Article : All-RAS-Mutation Testing for Anti-EGFR Therapy

All-RAS-Mutation Testing for Anti-EGFR Therapy

David H. Ilson, MD, PhD reviewing Van Cutsem E et al. J Clin Oncol 2015 Mar 1.


Patients with RAS wild-type colorectal cancer benefited from adding cetuximab to chemotherapy.

Prior studies have shown that combining the epidermal growth factor receptor (EGFR)-targeted agents cetuximab and panitumumab with chemotherapy improved outcomes in patients with RAS wild-type metastatic colorectal cancer (mCRC). Investigators now report updated results of the CRYSTAL study (J Clin Oncol 2011; 29:2011), an industry-sponsored, international phase III trial comparing fluorouracil, leucovorin, and irinotecan (FOLFIRI) chemotherapy with or without cetuximab in patients with KRAS wild-type mCRC. In the current study, the authors expanded the analysis to test for other RAS mutations, including KRAS mutations in other exons and NRAS mutations.
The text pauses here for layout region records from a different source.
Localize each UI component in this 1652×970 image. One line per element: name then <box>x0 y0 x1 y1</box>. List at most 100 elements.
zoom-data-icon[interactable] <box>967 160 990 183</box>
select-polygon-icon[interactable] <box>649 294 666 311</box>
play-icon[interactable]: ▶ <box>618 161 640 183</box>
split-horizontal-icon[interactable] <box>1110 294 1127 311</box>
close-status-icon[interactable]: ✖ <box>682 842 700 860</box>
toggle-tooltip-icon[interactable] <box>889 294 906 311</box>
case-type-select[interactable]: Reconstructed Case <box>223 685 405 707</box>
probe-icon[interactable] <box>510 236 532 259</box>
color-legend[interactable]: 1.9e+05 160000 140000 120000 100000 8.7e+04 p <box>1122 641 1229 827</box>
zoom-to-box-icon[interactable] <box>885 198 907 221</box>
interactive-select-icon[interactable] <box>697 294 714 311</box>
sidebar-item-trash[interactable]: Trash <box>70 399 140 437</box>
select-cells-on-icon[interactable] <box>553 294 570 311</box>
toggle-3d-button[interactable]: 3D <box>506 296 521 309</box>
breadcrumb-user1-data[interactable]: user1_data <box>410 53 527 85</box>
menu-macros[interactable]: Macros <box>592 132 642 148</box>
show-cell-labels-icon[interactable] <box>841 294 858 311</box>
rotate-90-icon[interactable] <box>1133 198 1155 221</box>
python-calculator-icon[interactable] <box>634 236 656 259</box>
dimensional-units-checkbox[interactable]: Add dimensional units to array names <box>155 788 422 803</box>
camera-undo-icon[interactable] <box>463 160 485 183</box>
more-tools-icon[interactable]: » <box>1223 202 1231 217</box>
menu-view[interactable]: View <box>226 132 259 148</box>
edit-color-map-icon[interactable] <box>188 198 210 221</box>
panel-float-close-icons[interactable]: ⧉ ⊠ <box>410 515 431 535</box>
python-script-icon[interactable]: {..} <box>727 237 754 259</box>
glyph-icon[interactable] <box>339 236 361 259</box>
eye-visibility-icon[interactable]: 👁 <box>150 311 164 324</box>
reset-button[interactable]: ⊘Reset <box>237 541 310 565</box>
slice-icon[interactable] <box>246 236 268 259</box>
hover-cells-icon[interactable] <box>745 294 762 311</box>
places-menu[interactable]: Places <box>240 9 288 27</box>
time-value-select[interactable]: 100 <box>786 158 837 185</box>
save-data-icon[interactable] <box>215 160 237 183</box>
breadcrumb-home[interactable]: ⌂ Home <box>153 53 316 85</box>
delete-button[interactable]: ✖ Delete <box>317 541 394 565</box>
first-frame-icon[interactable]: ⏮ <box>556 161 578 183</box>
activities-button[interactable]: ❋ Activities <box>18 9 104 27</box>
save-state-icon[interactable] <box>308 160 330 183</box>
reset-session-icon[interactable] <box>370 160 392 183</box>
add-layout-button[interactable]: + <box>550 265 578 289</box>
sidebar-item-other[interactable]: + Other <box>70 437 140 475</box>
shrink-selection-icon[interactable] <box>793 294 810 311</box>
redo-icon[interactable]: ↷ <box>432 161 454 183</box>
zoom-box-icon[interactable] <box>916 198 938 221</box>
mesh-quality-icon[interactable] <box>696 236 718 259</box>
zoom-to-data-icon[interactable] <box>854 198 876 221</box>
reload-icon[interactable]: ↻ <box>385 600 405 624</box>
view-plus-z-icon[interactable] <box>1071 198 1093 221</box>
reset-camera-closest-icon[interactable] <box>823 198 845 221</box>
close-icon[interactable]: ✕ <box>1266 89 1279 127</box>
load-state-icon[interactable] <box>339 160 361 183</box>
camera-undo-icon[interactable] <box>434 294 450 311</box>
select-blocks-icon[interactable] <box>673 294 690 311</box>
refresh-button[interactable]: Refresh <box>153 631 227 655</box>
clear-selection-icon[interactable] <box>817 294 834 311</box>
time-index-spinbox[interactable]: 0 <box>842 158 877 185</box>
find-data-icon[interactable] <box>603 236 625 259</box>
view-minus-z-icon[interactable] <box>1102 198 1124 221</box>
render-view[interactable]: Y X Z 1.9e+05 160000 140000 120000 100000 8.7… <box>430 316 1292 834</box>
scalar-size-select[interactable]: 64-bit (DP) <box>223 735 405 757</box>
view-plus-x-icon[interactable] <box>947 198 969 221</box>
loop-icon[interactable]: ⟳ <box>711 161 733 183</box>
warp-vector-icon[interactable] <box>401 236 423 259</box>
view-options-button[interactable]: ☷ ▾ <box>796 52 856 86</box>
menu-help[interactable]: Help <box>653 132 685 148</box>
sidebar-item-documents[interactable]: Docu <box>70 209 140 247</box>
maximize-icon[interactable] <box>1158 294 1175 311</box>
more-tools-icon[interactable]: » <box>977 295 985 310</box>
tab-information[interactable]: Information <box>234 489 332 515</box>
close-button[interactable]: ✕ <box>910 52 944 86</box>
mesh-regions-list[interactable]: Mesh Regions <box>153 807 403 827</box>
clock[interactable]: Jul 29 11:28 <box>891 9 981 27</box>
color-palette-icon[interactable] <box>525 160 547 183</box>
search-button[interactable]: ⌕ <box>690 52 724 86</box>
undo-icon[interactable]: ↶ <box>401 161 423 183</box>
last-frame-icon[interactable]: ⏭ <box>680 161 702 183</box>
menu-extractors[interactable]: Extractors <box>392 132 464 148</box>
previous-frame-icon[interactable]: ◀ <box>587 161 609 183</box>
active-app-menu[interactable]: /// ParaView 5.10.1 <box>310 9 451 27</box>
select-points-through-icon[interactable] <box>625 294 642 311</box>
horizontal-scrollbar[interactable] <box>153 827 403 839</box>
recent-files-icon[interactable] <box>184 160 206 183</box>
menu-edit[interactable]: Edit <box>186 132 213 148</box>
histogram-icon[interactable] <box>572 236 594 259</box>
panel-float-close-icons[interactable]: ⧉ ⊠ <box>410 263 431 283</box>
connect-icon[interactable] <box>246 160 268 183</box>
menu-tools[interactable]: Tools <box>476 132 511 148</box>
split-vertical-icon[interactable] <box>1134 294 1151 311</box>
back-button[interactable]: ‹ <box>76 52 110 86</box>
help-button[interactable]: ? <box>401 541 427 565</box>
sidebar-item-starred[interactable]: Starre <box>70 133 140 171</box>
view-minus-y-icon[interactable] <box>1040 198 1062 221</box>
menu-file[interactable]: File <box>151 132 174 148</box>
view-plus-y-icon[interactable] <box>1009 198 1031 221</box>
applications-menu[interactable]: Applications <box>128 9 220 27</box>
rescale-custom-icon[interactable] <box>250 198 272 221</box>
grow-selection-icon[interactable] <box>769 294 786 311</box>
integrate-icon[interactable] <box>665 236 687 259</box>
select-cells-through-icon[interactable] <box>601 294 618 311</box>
Among the 666 CRYSTAL patients with KRAS exon 2 wild-type tumors, 430 (65%) were evaluable for further RAS-mutation status. Of these patients, 63 (15%) had other RAS mutations. In RAS wild-type patients, the addition of cetuximab to FOLFIRI improved progression-free survival (PFS; the primary endpoint) and overall survival (OS; hazard ratios, 0.56 and 0.69, respectively). No PFS or OS benefit was seen with cetuximab for patients with any RAS mutation or for those in the expanded RAS mutation category.


Citation(s):

Van Cutsem E et al. Fluorouracil, leucovorin, and irinotecan plus cetuximab treatment and RAS mutations in colorectal cancer. J Clin Oncol 2015 Mar 1; 33:692.